6.vita in reparto

Giorno 10 dal primo ciclo di chemioterapia

Trattamento EC (Epirubicina – Ciclofosfamide) in regime “dose-dense”, con iniezione preventiva di Pelgraz contro la neutropenia.

Emocromo di routine in reparto, e medicazione del PICC (quanto è orrendo, il buco del PICC. Ma non si dice “buco”, si dice “inserto”).

In fila per la diligente routine del paziente oncologico, ci sono altre persone con un cancro a caso. Le donne, quasi tutte ce l’hanno al seno come me. Ci guardiamo prima in testa e poi negli occhi: capelli tuoi o parrucca?

Io sono l’unica con i capelli miei, ancora.

D’altra parte, sono una novizia nella comunità, oltre che la più giovane del reparto in questo momento.
“Ci vogliono ventuno giorni dal primo ciclo di chemio, poi cadono”, mi dice una. “No, ce ne vogliono dieci, quindici”, dice un’altra. Vabbè, dico io, giorno più giorno meno.
Ci sono anche le donne col turbante. Io sarò una donna col turbante.

C’è G., invece, che non ha scelto né parrucca né turbante, ma una protesi.

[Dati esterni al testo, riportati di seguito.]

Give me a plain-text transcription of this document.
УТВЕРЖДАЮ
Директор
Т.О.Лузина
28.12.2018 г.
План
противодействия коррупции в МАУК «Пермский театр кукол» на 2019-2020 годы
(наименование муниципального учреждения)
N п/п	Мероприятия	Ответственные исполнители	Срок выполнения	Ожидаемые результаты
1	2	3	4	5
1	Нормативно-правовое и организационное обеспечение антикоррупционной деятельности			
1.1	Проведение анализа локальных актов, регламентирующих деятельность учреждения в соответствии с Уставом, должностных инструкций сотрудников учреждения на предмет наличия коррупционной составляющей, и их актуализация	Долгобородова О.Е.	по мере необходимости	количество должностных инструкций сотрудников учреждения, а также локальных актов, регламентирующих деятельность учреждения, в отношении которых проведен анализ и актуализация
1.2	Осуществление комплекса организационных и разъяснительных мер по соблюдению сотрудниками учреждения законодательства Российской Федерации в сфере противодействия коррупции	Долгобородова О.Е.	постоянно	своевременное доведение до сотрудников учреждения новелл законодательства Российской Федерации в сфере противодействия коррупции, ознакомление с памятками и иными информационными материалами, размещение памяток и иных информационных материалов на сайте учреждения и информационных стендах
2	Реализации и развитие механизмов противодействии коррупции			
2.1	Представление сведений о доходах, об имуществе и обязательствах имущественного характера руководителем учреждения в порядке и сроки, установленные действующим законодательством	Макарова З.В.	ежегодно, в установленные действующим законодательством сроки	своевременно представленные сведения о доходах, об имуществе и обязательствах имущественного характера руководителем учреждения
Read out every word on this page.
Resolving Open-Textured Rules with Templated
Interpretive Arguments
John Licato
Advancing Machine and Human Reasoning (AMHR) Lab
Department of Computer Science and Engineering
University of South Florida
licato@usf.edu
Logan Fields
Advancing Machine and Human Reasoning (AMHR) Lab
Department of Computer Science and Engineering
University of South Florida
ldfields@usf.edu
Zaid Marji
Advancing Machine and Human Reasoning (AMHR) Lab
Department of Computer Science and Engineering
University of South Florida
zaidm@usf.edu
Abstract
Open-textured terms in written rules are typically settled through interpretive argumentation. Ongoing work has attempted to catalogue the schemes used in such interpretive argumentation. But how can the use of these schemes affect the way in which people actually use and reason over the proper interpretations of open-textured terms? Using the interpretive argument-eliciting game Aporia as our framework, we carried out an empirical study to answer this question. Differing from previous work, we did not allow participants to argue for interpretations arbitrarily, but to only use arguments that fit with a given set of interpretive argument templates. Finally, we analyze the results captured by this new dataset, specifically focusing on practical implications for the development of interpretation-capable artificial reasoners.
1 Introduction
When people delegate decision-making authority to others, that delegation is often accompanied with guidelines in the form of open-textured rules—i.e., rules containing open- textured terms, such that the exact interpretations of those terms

“È diversa dalla parrucca, – mi spiega G., – perché la protesi è attaccata al cranio con una colla speciale, non te la può togliere nessuno. Ci ho speso tanto, – mi dice, – ma ho avuto proprio bisogno di farlo, perché per me lo shock non è stato scoprire di avere il cancro, non è stato iniziare la chemio, non sarà l’intervento: è stato perdere i miei capelli. I miei capelli erano tanti e bellissimi, folti, tutti ricci vaporosi e lunghi lunghi fino a qui! – si tocca con la mano su un fianco, – Andavo tutte le settimane dalla parrucchiera, che è mia sorella. Ci facevo quello che volevo, coi miei capelli! Erano una montagna, una massa, una capanna di capelli. Quando hanno cominciato a cadere, ci ho riempito buste per giorni e giorni, e ogni giorno piangevo”.

Allora, senza pensarci, mi viene da dirle una cosa ovvia, e cioè che i suoi capelli ricresceranno. Faccio quello, insomma, che fa chiunque non abbia (ancora) vissuto l’esperienza di perderli a causa di una chemioterapia: dire una cosa ovvia, e anche dotata di scarsa prospettiva.

Infatti, G. mi silenzia subito: “Sì, ricresceranno, certo, ma quanti anni mi ci vogliono per riaverli lunghi fino a qui? – e si ritocca il fianco con una mano, – E io che ne so, se tutti questi anni ce li ho? Quando mi sono caduti mi sono ammalata per davvero. Mi hanno detto che qua in reparto c’è lo psicologo per noi pazienti, ma io ho detto: a me non mi serve lo psicologo, mi serve la protesi. Infatti, da quando ce l’ho sto meglio”. Infatti G. sta meglio. Sorride e fa battute insieme a un’amica, D., anche lei paziente oncologica, ma il suo cancro è a un polmone.

D. fa le punture che faccio anch’io, quelle per far salire i globuli bianchi, e mi dice che se le spara da sola sulla coscia come le hanno mostrato la prima volta qui in reparto. Anche a me l’hanno mostrato la settimana scorsa alla mia prima volta, ma col cazzo che io a casa ci provo da sola.
D. dice che il dolore alle ossa dopo la puntura le dura per giorni. Io annuisco.

Ma il più bello di tutti è P. ed è fuori dal coro.

P. avrà almeno settant’anni ed è vestito come un punkabbestia di venti, sta in carrozzina ed è accompagnato dalla figlia, ha un cancro tra esofago e stomaco, ed è il più allegro di tutta la corsia.

Nella sua vita, P. si è goduto quattro interventi di bypass al cuore, due aneurismi dell’aorta addominale, e varie riparazioni di ossa rotte. Da quando fa la chemio, P. si nutre solo di cioccolato e formaggio perché il resto lo vomita.

Dice che lui chiama tutte le infermiere in base a una loro caratteristica, non ha voluto impararne i nomi. La giovane infermiera di oggi – capelli rossi, pelle bianca e lentiggini, occhi color del mare quando è mosso – si chiama Roberta, ma lui la chiama “La Roscia” e dice che è la sua preferita. Quando La Roscia lo chiama dentro per il suo emocromo, lui si affretta in carrozzina e lo sentiamo tutti quando la saluta a voce alta e gioiosa: “Amore mio!”.

A me piace, questo reparto. C’è gente sana.